Hurricane Laura, which stormed through the U.S. Gulf of Mexico at the end of August, forced shut-ins of an estimated 14.4 million barrels of crude oil during the two weeks of shut-down rigs—the largest production loss from a hurricane in the Gulf since Hurricanes Gustav and Ike in 2008, the Energy Information Administration (EIA) said on Friday.
According to data from the U.S. Bureau of Safety and Environmental Enforcement (BSEE), Hurricane Laura, which made landfall near Cameron in southwestern Louisiana on August 27, had at its peak forced the evacuation of all 16 dynamically positioned drilling rigs, 11 of the 12 positioned drilling rigs moored to the seafloor, and nearly half of the 643 offshore production platforms operating in the Federal Offshore Gulf of Mexico.

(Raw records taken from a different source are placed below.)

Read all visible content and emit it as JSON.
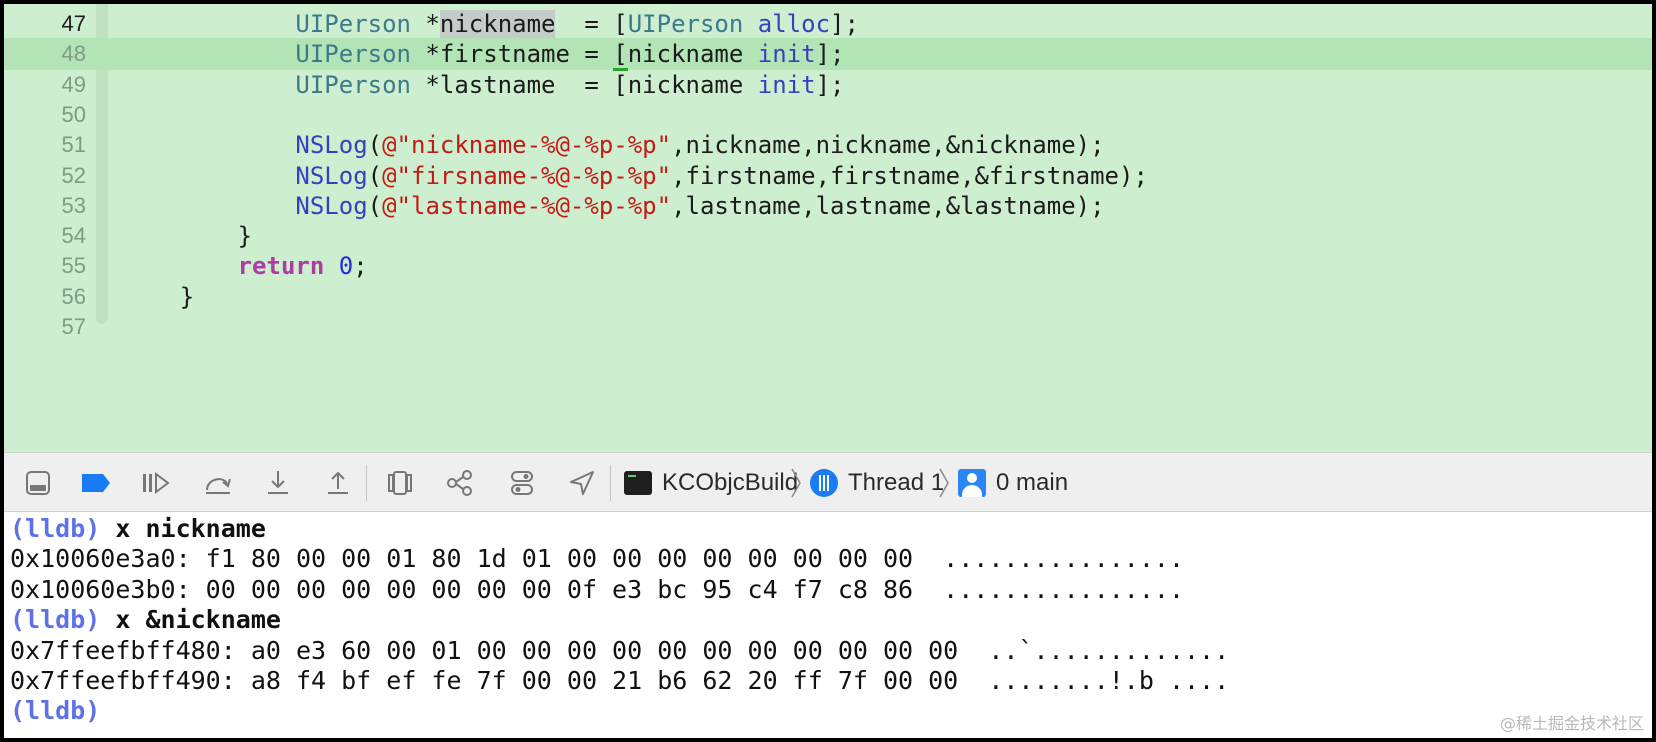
{
  "editor": {
    "lines": [
      {
        "num": "47",
        "current": true,
        "highlight": false,
        "tokens": [
          {
            "t": "            ",
            "c": ""
          },
          {
            "t": "UIPerson",
            "c": "t-type"
          },
          {
            "t": " *",
            "c": ""
          },
          {
            "t": "nickname",
            "c": "t-sel"
          },
          {
            "t": "  = [",
            "c": ""
          },
          {
            "t": "UIPerson",
            "c": "t-type"
          },
          {
            "t": " ",
            "c": ""
          },
          {
            "t": "alloc",
            "c": "t-func"
          },
          {
            "t": "];",
            "c": ""
          }
        ]
      },
      {
        "num": "48",
        "current": false,
        "highlight": true,
        "tokens": [
          {
            "t": "            ",
            "c": ""
          },
          {
            "t": "UIPerson",
            "c": "t-type"
          },
          {
            "t": " *firstname = ",
            "c": ""
          },
          {
            "t": "[",
            "c": "t-caret"
          },
          {
            "t": "nickname ",
            "c": ""
          },
          {
            "t": "init",
            "c": "t-func"
          },
          {
            "t": "];",
            "c": ""
          }
        ]
      },
      {
        "num": "49",
        "current": false,
        "highlight": false,
        "tokens": [
          {
            "t": "            ",
            "c": ""
          },
          {
            "t": "UIPerson",
            "c": "t-type"
          },
          {
            "t": " *lastname  = [nickname ",
            "c": ""
          },
          {
            "t": "init",
            "c": "t-func"
          },
          {
            "t": "];",
            "c": ""
          }
        ]
      },
      {
        "num": "50",
        "current": false,
        "highlight": false,
        "tokens": []
      },
      {
        "num": "51",
        "current": false,
        "highlight": false,
        "tokens": [
          {
            "t": "            ",
            "c": ""
          },
          {
            "t": "NSLog",
            "c": "t-func"
          },
          {
            "t": "(",
            "c": ""
          },
          {
            "t": "@\"nickname-%@-%p-%p\"",
            "c": "t-str"
          },
          {
            "t": ",nickname,nickname,&nickname);",
            "c": ""
          }
        ]
      },
      {
        "num": "52",
        "current": false,
        "highlight": false,
        "tokens": [
          {
            "t": "            ",
            "c": ""
          },
          {
            "t": "NSLog",
            "c": "t-func"
          },
          {
            "t": "(",
            "c": ""
          },
          {
            "t": "@\"firsname-%@-%p-%p\"",
            "c": "t-str"
          },
          {
            "t": ",firstname,firstname,&firstname);",
            "c": ""
          }
        ]
      },
      {
        "num": "53",
        "current": false,
        "highlight": false,
        "tokens": [
          {
            "t": "            ",
            "c": ""
          },
          {
            "t": "NSLog",
            "c": "t-func"
          },
          {
            "t": "(",
            "c": ""
          },
          {
            "t": "@\"lastname-%@-%p-%p\"",
            "c": "t-str"
          },
          {
            "t": ",lastname,lastname,&lastname);",
            "c": ""
          }
        ]
      },
      {
        "num": "54",
        "current": false,
        "highlight": false,
        "tokens": [
          {
            "t": "        }",
            "c": ""
          }
        ]
      },
      {
        "num": "55",
        "current": false,
        "highlight": false,
        "tokens": [
          {
            "t": "        ",
            "c": ""
          },
          {
            "t": "return",
            "c": "t-kw"
          },
          {
            "t": " ",
            "c": ""
          },
          {
            "t": "0",
            "c": "t-num"
          },
          {
            "t": ";",
            "c": ""
          }
        ]
      },
      {
        "num": "56",
        "current": false,
        "highlight": false,
        "tokens": [
          {
            "t": "    }",
            "c": ""
          }
        ]
      },
      {
        "num": "57",
        "current": false,
        "highlight": false,
        "tokens": []
      }
    ]
  },
  "toolbar": {
    "icons": [
      "hide-console-icon",
      "breakpoints-toggle-icon",
      "continue-icon",
      "step-over-icon",
      "step-into-icon",
      "step-out-icon",
      "debug-view-hierarchy-icon",
      "memory-graph-icon",
      "environment-overrides-icon",
      "simulate-location-icon"
    ],
    "breadcrumb": {
      "target": "KCObjcBuild",
      "thread": "Thread 1",
      "frame": "0 main"
    },
    "accent": "#1a7cf5"
  },
  "console": {
    "lines": [
      {
        "prompt": "(lldb)",
        "cmd": " x nickname",
        "text": ""
      },
      {
        "prompt": "",
        "cmd": "",
        "text": "0x10060e3a0: f1 80 00 00 01 80 1d 01 00 00 00 00 00 00 00 00  ................"
      },
      {
        "prompt": "",
        "cmd": "",
        "text": "0x10060e3b0: 00 00 00 00 00 00 00 00 0f e3 bc 95 c4 f7 c8 86  ................"
      },
      {
        "prompt": "(lldb)",
        "cmd": " x &nickname",
        "text": ""
      },
      {
        "prompt": "",
        "cmd": "",
        "text": "0x7ffeefbff480: a0 e3 60 00 01 00 00 00 00 00 00 00 00 00 00 00  ..`............."
      },
      {
        "prompt": "",
        "cmd": "",
        "text": "0x7ffeefbff490: a8 f4 bf ef fe 7f 00 00 21 b6 62 20 ff 7f 00 00  ........!.b ...."
      },
      {
        "prompt": "(lldb)",
        "cmd": "",
        "text": ""
      }
    ]
  },
  "watermark": "@稀土掘金技术社区"
}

Ahead of Hurricane Laura’s landfall, oil producers in the Gulf had shut in more than 84 percent of oil production and more than half of gas production. The oil output shut-in stood at 1.558 million barrels per day (bpd), and the gas output shut-in was at 1.65 billion cubic feet daily. Refiners were also shutting down operations and bracing themselves for the impact.
The peak shut-in of crude oil production occurred on August 25, two days before Laura’s landfall, when 84 percent of the region’s average daily crude oil production in 2019 was shut in, the EIA said today.

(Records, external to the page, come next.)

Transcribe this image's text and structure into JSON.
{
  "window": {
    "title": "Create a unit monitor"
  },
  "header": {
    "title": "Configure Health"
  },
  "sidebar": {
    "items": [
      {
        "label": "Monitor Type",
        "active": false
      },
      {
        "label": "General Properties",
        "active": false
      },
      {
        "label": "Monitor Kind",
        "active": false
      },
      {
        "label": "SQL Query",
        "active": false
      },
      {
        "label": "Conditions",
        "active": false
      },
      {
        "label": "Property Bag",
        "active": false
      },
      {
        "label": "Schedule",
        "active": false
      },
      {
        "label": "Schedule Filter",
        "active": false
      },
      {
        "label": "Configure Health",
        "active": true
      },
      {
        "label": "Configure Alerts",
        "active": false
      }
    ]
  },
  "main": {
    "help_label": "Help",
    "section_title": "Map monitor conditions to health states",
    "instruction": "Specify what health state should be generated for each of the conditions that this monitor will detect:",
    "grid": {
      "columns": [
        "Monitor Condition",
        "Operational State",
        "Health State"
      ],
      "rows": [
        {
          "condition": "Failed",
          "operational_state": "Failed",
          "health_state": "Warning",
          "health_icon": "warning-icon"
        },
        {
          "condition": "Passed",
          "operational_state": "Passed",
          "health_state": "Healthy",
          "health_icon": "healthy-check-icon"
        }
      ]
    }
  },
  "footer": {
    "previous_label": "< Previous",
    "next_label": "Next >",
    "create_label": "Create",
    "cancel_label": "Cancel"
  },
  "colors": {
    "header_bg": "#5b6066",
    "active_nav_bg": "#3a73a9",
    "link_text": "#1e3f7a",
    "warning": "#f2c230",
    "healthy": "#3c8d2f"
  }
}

Hurricane Marco, which made landfall days before Hurricane Laura, likely affected the magnitude and timing of the production shut-ins from Hurricane Laura, according to the EIA. Hurricane Marco made landfall on August 24 and was still dissipating as Hurricane Laura passed through the U.S. Gulf Coast region.
Despite leading to the largest shut-in of crude oil production in 12 years, Hurricane Laura resulted in much smaller shut-ins of production compared to Hurricanes Gustav and Ike in 2008 and Hurricane Katrina in 2005.
The EIA estimates that the Gulf of Mexico’s crude oil production fell to 1.4 million bpd in August, the lowest monthly output since early 2015. EIA expects production in the region to recover to nearly 2.0 million bpd by December 2020 and average 1.8 million bpd for 2020.